I received a phone call yesterday from someone who had read my original post about receiving brainwave optimization. Barbara in Houston was considering it. She’d read this blog and wanted to hear some follow-up. We had a nice long conversation, and I felt inspired by her courage.
This month marks two years since I underwent brainwave optimization — five days of twice-daily sessions designed to help my brain function better using biofeedback.
I have no regrets about doing it. I’m glad I took that leap of faith.
Of course it’s impossible to say how I might be different had I not received it. It’s also impossible to separate the BWO from the meditation, diet, yoga, and other work I’ve done. (I still think BWO is probably the equivalent of five years of daily meditation.)
What I can say is that when I compare how I experience myself now and how I experienced myself then, now is better. I feel more myself — I occupy my body and my life more fully and with more pleasure and serenity and depth and wholeness than I did before. I make better decisions. I am happier.
One of my reasons for doing it was that I had experienced trauma in my childhood that plagued me with ill effects for decades. Facing the trauma, healing and integrating it were turning points toward health in my life. I wanted to see if brainwave optimization could relieve me from any more dysfunctional patterns that might remain.
Last year, a year after undergoing BWO, I did get triggered by someone who didn’t recognize the extent of his own traumatic experiences and was unable to communicate responsibly about it. I experienced the flood of stress hormones and adrenal exhaustion that went along with being triggered.
The useful part of that experience was being able to witness how those stress hormones affected my thinking. I got a clear sense of what I’m like unaffected by trauma and what I’m like after being triggered. Day and night. Equanimity vs. fear and anger. Sunshine and butterflies vs. creepy shadows with hidden monsters.
The unpleasant part was that it took months to completely clear the effects of the cascade of stress hormones and return to robust, excellent well-being. During this time, I forgot that I could have gotten follow-up sessions of brainwave optimization, which are much less expensive than the initial assessment and 10 sessions.
In hindsight, it would have been really smart of me to experience just enough of being triggered to learn its lessons and then to shorten my suffering by going in for some follow-up work. I don’t know if it would have worked, but I believe that it would have made a difference, because when you make an effort on behalf of your own well-being, that commitment to action makes a big difference and amplifies the measures you choose to take.
I regret now that it did not occur to me to do that.
It’s clear to me now that undergoing BWO does not give someone who’s experienced trauma a bulletproof vest against being further traumatized or being triggered.

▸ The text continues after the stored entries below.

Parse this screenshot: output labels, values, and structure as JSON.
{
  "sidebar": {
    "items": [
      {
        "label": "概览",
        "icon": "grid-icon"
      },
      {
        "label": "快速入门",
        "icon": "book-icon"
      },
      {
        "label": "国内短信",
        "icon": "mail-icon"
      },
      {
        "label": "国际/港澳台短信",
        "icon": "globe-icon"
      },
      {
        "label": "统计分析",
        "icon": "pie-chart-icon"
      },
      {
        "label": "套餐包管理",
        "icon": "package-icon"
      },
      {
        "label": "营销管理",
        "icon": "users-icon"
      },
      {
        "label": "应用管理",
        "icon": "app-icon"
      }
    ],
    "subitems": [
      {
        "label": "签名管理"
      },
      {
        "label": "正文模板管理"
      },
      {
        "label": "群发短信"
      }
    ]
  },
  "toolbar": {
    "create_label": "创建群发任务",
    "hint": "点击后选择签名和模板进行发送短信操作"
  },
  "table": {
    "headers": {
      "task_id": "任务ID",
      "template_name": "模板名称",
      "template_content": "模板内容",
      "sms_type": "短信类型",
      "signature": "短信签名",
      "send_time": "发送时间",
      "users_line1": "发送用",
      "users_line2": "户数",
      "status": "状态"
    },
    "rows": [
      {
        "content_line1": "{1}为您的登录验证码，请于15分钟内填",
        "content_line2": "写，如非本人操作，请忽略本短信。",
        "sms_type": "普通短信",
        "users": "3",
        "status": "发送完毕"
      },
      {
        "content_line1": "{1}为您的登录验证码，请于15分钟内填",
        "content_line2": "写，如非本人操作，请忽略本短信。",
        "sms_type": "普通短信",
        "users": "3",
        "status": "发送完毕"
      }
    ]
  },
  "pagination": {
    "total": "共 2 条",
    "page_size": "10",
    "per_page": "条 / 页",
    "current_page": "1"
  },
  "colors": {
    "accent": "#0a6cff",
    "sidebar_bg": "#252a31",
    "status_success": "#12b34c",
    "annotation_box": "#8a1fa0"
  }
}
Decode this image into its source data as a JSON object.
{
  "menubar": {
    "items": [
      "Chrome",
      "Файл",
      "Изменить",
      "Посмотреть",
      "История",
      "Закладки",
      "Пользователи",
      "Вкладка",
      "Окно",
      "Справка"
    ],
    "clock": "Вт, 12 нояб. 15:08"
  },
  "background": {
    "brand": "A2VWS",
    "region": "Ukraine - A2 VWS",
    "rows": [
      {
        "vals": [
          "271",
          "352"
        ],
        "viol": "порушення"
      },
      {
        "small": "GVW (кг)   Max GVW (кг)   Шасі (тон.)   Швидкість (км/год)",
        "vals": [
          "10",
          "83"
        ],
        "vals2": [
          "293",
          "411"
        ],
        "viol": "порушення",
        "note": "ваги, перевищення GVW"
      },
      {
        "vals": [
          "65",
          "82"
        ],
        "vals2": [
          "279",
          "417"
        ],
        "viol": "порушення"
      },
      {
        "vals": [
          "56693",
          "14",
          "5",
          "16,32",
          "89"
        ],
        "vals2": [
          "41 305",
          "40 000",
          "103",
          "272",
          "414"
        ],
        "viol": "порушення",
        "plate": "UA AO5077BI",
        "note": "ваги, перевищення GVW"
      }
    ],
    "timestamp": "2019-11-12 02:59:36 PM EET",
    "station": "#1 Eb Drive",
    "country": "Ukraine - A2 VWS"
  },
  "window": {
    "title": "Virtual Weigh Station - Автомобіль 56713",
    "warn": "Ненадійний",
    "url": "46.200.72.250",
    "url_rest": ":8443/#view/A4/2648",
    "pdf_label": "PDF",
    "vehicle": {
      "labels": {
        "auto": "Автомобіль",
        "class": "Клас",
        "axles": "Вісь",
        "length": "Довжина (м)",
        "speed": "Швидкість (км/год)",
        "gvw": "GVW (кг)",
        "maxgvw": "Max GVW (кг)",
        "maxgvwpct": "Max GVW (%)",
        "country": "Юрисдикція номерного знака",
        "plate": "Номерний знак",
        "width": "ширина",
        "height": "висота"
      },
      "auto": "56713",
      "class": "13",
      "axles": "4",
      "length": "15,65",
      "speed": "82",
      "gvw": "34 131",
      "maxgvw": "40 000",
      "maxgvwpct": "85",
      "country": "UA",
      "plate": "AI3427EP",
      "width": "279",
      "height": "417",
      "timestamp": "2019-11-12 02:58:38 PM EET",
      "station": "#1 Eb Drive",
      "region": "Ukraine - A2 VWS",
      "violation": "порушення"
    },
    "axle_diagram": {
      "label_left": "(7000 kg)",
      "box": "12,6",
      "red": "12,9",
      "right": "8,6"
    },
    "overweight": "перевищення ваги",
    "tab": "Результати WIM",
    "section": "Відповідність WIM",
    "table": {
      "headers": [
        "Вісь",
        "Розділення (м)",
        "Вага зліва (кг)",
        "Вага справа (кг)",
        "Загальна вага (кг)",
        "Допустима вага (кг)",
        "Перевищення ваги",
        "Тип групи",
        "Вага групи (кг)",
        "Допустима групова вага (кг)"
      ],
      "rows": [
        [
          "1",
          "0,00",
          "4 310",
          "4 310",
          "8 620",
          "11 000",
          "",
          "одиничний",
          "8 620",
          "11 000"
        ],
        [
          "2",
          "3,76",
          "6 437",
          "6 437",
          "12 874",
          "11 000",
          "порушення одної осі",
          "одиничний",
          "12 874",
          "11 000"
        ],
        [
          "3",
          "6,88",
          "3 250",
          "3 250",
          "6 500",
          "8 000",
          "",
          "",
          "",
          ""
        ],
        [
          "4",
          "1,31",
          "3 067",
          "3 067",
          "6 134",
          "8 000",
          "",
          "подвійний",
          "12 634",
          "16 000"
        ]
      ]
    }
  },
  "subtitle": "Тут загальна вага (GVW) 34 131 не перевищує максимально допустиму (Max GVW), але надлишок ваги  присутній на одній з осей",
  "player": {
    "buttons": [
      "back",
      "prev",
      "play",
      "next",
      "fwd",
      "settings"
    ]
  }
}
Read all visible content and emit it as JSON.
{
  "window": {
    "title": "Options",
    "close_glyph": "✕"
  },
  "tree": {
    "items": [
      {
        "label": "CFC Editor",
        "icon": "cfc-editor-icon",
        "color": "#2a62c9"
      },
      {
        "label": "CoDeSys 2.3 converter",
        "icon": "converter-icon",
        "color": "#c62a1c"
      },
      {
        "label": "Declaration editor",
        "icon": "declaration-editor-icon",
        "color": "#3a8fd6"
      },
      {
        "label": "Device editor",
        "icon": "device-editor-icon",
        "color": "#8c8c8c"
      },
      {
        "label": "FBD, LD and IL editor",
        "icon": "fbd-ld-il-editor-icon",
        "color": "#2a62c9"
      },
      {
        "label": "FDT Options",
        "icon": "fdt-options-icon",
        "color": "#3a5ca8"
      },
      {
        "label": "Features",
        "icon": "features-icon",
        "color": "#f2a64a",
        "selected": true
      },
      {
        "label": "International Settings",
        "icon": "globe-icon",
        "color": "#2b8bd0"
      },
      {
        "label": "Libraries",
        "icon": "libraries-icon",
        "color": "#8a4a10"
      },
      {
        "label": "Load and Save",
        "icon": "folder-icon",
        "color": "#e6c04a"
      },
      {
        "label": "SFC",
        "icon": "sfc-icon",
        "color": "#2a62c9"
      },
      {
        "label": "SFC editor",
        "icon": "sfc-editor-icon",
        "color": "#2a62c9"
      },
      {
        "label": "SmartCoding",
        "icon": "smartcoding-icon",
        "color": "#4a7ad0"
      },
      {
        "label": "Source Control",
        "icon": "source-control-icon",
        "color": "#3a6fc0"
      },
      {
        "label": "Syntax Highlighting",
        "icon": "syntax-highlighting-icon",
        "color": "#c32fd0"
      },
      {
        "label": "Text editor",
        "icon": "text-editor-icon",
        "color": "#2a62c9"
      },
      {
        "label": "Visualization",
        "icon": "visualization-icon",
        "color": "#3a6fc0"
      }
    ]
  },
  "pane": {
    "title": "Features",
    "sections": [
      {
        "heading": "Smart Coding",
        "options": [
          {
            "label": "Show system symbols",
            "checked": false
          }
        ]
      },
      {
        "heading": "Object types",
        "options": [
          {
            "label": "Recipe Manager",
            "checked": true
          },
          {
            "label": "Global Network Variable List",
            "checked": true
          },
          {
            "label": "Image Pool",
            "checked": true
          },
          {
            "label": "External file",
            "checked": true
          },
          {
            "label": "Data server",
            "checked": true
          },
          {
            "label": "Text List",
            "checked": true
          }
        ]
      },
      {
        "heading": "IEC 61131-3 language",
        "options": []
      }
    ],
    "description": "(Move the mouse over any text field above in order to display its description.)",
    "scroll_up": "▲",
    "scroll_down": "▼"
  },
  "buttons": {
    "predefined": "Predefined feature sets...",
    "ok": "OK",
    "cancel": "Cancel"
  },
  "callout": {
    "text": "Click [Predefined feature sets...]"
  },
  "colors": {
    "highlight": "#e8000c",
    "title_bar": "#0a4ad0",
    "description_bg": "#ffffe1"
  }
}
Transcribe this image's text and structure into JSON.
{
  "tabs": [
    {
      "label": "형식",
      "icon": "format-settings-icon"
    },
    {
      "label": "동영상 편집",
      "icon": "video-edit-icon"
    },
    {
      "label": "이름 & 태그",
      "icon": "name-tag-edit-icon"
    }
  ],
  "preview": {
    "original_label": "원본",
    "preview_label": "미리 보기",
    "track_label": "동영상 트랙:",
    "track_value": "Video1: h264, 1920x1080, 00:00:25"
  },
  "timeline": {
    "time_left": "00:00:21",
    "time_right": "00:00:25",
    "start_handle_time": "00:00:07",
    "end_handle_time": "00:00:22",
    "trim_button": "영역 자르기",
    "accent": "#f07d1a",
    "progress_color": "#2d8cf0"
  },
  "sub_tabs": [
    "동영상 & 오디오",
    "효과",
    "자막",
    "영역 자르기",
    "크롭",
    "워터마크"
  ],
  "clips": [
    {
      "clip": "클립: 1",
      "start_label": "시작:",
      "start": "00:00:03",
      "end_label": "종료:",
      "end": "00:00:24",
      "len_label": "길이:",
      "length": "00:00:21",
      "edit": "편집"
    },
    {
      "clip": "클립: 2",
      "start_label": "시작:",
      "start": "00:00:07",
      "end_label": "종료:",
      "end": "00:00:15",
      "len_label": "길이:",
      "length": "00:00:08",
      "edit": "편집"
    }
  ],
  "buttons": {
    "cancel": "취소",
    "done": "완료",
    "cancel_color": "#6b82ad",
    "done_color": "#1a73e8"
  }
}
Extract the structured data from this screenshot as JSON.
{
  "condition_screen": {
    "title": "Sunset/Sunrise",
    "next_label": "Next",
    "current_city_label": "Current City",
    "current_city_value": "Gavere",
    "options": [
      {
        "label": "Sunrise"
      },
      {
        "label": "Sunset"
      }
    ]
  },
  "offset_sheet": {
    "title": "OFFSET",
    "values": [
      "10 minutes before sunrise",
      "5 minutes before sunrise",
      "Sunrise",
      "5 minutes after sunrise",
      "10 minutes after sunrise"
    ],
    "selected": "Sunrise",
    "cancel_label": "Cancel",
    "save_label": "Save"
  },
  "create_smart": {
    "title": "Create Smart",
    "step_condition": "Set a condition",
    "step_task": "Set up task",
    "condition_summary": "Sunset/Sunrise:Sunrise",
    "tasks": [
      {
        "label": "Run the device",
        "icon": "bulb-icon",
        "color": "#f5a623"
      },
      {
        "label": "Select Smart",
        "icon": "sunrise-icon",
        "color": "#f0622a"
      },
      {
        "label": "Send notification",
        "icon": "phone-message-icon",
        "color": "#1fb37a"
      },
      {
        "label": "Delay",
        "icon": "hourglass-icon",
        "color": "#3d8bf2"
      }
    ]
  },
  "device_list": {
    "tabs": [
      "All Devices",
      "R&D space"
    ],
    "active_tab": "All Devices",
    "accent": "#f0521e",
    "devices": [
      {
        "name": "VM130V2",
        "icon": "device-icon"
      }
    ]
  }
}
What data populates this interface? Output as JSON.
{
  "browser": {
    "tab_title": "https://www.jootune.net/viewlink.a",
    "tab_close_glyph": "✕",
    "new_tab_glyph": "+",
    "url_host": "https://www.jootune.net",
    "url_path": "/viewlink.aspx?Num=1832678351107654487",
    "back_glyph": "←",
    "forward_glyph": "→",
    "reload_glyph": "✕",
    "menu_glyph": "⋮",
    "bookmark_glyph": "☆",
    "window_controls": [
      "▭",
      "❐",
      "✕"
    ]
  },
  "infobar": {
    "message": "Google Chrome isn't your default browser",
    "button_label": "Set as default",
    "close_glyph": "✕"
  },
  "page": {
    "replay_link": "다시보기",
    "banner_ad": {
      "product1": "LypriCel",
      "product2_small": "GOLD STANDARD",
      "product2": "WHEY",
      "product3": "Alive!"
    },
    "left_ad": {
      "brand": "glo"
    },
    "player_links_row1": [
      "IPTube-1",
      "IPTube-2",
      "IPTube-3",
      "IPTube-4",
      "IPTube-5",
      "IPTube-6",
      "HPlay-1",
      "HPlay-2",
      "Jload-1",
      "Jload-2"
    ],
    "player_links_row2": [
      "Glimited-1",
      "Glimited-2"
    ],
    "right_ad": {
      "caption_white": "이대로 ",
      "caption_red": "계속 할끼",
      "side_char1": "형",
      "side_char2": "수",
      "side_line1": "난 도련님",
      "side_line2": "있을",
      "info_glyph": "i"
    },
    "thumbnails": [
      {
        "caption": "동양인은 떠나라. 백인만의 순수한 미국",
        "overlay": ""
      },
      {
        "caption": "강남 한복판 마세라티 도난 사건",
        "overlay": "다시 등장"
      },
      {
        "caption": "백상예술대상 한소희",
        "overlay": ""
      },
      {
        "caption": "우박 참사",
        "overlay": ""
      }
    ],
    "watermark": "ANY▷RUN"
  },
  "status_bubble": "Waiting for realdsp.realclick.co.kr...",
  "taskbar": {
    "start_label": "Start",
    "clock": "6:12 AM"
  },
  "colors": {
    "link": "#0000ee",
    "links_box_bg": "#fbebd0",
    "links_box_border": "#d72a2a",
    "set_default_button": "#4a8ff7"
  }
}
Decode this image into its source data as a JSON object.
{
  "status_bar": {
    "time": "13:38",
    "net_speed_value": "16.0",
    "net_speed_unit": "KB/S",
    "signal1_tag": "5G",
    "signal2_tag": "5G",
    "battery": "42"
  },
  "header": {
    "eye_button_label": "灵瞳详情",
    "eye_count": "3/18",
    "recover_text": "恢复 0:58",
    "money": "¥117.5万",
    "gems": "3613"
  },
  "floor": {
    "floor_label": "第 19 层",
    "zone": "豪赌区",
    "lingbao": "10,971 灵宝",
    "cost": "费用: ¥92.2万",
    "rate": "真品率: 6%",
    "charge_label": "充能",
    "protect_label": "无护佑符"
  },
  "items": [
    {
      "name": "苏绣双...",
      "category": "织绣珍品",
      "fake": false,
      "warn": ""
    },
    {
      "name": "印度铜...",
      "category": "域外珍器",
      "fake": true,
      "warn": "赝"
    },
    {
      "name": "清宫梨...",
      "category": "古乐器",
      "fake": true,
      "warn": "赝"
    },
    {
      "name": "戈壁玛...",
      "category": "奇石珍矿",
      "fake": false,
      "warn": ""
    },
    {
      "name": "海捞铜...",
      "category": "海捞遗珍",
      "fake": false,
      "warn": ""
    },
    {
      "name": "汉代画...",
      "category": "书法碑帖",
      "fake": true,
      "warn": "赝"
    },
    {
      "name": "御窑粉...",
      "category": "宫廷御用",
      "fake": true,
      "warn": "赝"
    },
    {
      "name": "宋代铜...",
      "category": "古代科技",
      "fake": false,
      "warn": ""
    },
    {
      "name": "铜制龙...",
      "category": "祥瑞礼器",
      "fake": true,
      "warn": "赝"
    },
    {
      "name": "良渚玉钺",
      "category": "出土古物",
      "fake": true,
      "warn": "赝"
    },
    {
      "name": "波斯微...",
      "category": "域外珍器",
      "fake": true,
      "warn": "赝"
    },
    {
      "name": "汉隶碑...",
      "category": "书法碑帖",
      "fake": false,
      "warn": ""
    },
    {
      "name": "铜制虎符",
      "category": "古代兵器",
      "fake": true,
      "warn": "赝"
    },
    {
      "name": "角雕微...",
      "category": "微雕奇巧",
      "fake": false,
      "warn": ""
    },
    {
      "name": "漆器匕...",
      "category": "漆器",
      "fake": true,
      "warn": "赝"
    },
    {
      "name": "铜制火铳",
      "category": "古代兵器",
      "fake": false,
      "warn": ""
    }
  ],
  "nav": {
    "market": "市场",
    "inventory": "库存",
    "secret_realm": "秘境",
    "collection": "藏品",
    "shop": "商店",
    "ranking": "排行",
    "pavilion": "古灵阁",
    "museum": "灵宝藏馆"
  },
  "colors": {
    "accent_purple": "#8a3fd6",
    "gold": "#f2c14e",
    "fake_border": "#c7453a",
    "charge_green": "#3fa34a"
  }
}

It does give you more resilience, because experiencing wholeness is so desirable. The brain is aware of its own well-being and likes it and will return to it as soon as it can. That’s a big part of how BWO works, in my understanding.
If you’re not sure your brain has experienced well-being because of past trauma, or if it’s been so long it’s hard to remember what well-being was like, I recommend getting brainwave optimization. It can’t hurt, and if it doesn’t help in the way you think it might, then at the least you’ve ruled something out on your path to recovery. You have not left that stone unturned.
And it might help in ways you haven’t thought of, so please be open to that. It’s hard to describe well-being if you’ve never experienced it. It’s hard to know what to expect before you do it.
Also, the brainwave changes keep happening for a long time after you finish the treatments. Hold your story lightly and keep a journal. I have been told by people who’ve known me for awhile that I’ve changed for the better more than anyone they know.
I also take the Buddha’s Brain supplements to support my post-BWO brain health, and I recommend that.